Our CL program, because we install it on customer boxes, is somewhat proprietary in nature, so I won't give you all of the source, and it's also fairly complex, checking for the existence of every JVM we have run Tomcat 7 under, and also every JVM we believe is reasonably likely to support Tomcat 7. It also allows us to launch Tomcat in a specific job queue, so it runs in a specific subsystem, and to specify minimum and maximum heap space (subject to the limitations of the JVM)

In our STRTOMCAT CL program, we start by building up a CL variable, "&JAVAOPTS," that contains certain important Java options. As of just over a year ago, it includes:
-Dos400.awt.native=true
-Djava.awt.headless=true
-Djava.version=1.6
-XX:PermSize=256m
-XX:MaxPermSize=256m
-Djavax.servlet.request.encoding=UTF-8
-Dfile.encoding=UTF-8
and -Xms and -Xmx options with the desired heap space parameters.

Next, it looks for a suitable JVM. Currently, the JVMs we look for, in the order we look for them, are:
/qopensys/QIBM/ProdData/JavaVM/jdk60/32bit
/qopensys/QIBM/ProdData/JavaVM/jdk60/64bit
/qopensys/QIBM/ProdData/JavaVM/jdk626/32bit
/qopensys/QIBM/ProdData/JavaVM/jdk626/64bit
/qopensys/QIBM/ProdData/JavaVM/jdk70/32bit
/qopensys/QIBM/ProdData/JavaVM/jdk70/64bit

Once we've found one, we ADDENVVAR ENVVAR(JAVA_HOME) with the full pathname of the JVM and REPLACE(*YES).
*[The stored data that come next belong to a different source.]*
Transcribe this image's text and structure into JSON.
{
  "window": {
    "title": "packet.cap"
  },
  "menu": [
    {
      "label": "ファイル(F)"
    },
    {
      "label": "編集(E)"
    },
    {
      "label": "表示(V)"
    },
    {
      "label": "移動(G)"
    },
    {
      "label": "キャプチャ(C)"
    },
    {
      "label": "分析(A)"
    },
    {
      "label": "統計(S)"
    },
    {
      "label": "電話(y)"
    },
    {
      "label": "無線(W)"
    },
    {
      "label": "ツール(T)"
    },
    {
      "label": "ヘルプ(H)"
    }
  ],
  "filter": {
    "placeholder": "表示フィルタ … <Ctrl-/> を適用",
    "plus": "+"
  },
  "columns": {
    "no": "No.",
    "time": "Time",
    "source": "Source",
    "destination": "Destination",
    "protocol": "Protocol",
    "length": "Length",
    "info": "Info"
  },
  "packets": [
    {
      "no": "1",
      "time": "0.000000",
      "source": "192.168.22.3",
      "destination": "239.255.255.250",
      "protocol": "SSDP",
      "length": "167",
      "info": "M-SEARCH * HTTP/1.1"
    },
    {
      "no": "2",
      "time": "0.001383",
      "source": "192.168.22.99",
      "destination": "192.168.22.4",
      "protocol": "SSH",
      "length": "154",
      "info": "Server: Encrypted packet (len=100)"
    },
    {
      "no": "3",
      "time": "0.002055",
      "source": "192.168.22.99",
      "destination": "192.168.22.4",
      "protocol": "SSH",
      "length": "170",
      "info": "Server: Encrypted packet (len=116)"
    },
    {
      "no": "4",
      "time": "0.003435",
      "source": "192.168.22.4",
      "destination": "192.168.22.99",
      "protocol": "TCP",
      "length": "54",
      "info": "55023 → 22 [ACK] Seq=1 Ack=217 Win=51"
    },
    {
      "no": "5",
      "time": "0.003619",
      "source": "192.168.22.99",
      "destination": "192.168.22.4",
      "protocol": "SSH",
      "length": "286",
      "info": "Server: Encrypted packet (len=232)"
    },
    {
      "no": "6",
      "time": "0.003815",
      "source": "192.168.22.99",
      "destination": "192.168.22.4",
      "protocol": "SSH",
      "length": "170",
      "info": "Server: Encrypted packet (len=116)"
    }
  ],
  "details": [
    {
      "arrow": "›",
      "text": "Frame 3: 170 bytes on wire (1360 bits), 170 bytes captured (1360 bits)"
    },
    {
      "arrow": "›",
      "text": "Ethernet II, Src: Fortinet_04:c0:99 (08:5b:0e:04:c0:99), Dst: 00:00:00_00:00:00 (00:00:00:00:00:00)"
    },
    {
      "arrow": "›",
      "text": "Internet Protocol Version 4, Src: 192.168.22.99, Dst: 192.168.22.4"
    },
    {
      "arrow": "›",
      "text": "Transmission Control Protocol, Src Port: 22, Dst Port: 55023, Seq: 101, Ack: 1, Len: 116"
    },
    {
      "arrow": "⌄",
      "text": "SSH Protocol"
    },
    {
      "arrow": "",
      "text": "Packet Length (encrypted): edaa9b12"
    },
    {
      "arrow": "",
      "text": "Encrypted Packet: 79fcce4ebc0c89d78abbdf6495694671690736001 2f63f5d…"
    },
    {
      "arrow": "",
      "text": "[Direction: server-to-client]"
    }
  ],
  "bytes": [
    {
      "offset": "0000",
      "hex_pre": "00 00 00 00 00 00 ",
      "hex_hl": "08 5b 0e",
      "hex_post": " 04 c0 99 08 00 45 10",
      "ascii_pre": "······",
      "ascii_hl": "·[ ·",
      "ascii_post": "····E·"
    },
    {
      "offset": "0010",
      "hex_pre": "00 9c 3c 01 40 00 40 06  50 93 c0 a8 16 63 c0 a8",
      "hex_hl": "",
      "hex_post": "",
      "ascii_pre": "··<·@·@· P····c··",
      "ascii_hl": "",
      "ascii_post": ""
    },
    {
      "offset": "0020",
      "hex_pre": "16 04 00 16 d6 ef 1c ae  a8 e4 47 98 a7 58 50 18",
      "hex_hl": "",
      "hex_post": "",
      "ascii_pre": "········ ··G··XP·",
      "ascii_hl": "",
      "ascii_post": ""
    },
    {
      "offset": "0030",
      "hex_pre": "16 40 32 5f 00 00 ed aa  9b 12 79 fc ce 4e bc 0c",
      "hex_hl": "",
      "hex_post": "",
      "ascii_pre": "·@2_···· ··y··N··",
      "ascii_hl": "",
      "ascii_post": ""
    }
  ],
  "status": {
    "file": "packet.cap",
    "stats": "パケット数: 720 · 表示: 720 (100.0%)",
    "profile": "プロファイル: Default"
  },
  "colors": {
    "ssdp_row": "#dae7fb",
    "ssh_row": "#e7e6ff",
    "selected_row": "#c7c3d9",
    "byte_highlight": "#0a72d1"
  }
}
We also do an ADDENVVAR ENVVAR(CATALINA_HOME) with the full pathname of the Tomcat directory (including the Tomcat directory itself!) and REPLACE(*YES).

And we do another ADDENVVAR, this time
  ADDENVVAR ENVVAR(JAVA_OPTS) VALUE(&JAVAOPTS) REPLACE(*YES)

Finally, with everything else set up, we
 SBMJOB     CMD(QSH +
              CMD('/<Tomcat path>/bin/startup.sh')) +
              JOB(CATALINA) JOBD(<whatever>/<whatever>) +
              JOBQ(<whatever>/<whatever>) INLLIBL(QGPL +
              QTEMP) CPYENVVAR(*YES) ALWMLTTHD(*YES)
(omitting the JOBQ parameter if we're using the default job queue for the job description).

Obviously, you will want to use some combination of job description and job queue that won't put Tomcat into a one-job-at-a-time batch queue. But just as obviously, you need to submit it as a batch job, because otherwise, it's going to sit there, tying up your terminal session.

We have also done a similar ENDTOMCAT CL program, that goes through much of the same rigmarole to select a JVM and set up environment variables, and then submits "shutdown.sh" as a QShell batch job, and then sits there, checking for the presence of a CATALINA job, and if it doesn't go away within a reasonable amount of time, it then abends the CATALINA job.

Note that the CATALINA job doesn't really do a whole lot; the actual Tomcat server runs in a job called QP0ZSPWT, that is somehow chained to the CATALINA job. When one job dies (either naturally or forcibly), the other follows immediately.